Suppose you are looking at investing some money – let’s say $1,000 – for the relative short term of 1 to 3 years. You look at some banks to compare interest rates. The bank says they will pay an annual interest rate of 1% if you put your $1000 into a savings account. For the sake of simplicity, let’s assume the interest is compounded annually. And then you find an online bank that is running some special rates to get you to become a customer. Their savings account will pay a 2% annual rate. How much will you get if you keep your money there for three years?
Well, we already discussed in Part 1 of this series how to figure out the percentages, so let’s use that knowledge. One percent of $1,000 is $10. That means if you invest $1,000 for one year, you will have $1,010 at the end of year one. If you keep the money in there for a second year, you will have $1020.10. That is because you now have $1010 earning 1% interest. One percent of $1010 is $10.10. Add $10.10 to the $1010 that you had at the end of year one and you will now have $1020.10. If you keep the money in the bank for a third year, you will have $1030.30 ($1020.10 x 1% is $10.20. Add $10.20 to the $1020.10 that you had at the end of year two to get $1030.30). By keeping the money in the bank for three years and earning 1% interest per year, your $1000 has grown to $1030.30.
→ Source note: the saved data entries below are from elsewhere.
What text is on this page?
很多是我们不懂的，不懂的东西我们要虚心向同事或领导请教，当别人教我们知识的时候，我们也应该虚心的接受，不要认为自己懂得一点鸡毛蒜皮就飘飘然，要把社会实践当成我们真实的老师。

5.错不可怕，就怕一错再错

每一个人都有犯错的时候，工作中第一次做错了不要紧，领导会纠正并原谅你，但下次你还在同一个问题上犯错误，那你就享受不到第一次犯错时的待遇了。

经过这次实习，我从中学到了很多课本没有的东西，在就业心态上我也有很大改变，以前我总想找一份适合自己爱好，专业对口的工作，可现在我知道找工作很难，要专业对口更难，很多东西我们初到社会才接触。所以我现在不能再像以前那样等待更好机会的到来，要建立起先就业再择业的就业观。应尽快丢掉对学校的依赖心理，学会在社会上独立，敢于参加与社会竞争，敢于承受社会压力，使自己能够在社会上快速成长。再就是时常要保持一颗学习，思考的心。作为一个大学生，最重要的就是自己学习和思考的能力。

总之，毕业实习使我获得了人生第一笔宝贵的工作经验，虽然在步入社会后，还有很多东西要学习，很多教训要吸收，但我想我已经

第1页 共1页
Now, let’s look at the online bank. They are promising you a rate of 2% annually. Let’s figure out your interest. At the end of year one, you will have $1020 (1000 x 2% = $20 in interest + the original $1000). At the end of year two you will have $1040.40 ($1020 x 2% = $20.40 + $1020 that you had at the end of year 1). At the end of year three you will have $1061.21. (1040.40 x 2%=$20.81 + the $1040.40 you had at the end of year 2). So now you were able to calculate the interest and the final amount you will receive after three years. Keep in mind that many banks compound interest more often than annually (maybe daily or monthly) so the final amount may be a bit higher, but this should get you close enough comparison.
Let’s compare. If you put your money in a savings account for three years earning 1% interest compounded annually then you will have $1030.30 at the end of year 3. Or if you put it in a bank account earning 2% interest compounded annually, you will have $1061.21 at the end of three years. Now of course, this assumes that rates don’t change at either bank during the course of three years. But regardless this example shows how to calculate interest rates.
Everyone should be able to figure out the approximate interest rates that a bank savings account or CD is paying. You can use a calculator to do the calculations, but it is a good idea to understand how to compute the numbers manually.
In Real Life (IRL) – When I was younger I used to set up spreadsheets on the computer figuring out how much my money would be worth at some future date if it was earning x% each year. It was neat to see how the compounding made my money grow so much faster. By inputting the amount of money I was putting into an account and estimating the percent interest I was getting, I would get excited by how much money I would have at a far off date in the future. This served as a motivating factor for me to keep saving my money. By changing the interest rates, I could see the difference in the amount my money would be worth if I earned a higher percentage or lower percentage.
This sometimes led me to look for CDs that paid higher interest rates or savings accounts that offered more competitive rates. Of course, with the CDs, the rates were guaranteed for a set period of time, whereas the savings account rates could change at any time, but it still gave me an idea of how striving to find higher returns on my money could make my money grow faster.
There are many online programs and calculators that can do the same thing for you. And they are good motivators to keep up your savings pace and earn the best interest rate that you can. If you don’t have a computer near by or a calculator handy, then you can calculate the interest rates with paper and pencil using the method above to figure out the approximate amount of money you will make at a certain interest rate. Don’t get scared by the numbers or the percentages. The nice thing about being able to figure out the math is that there is only one correct answer. And if you practice enough with it, you will have a good understanding of how interest rates work and see how higher ones will work faster to grow your money.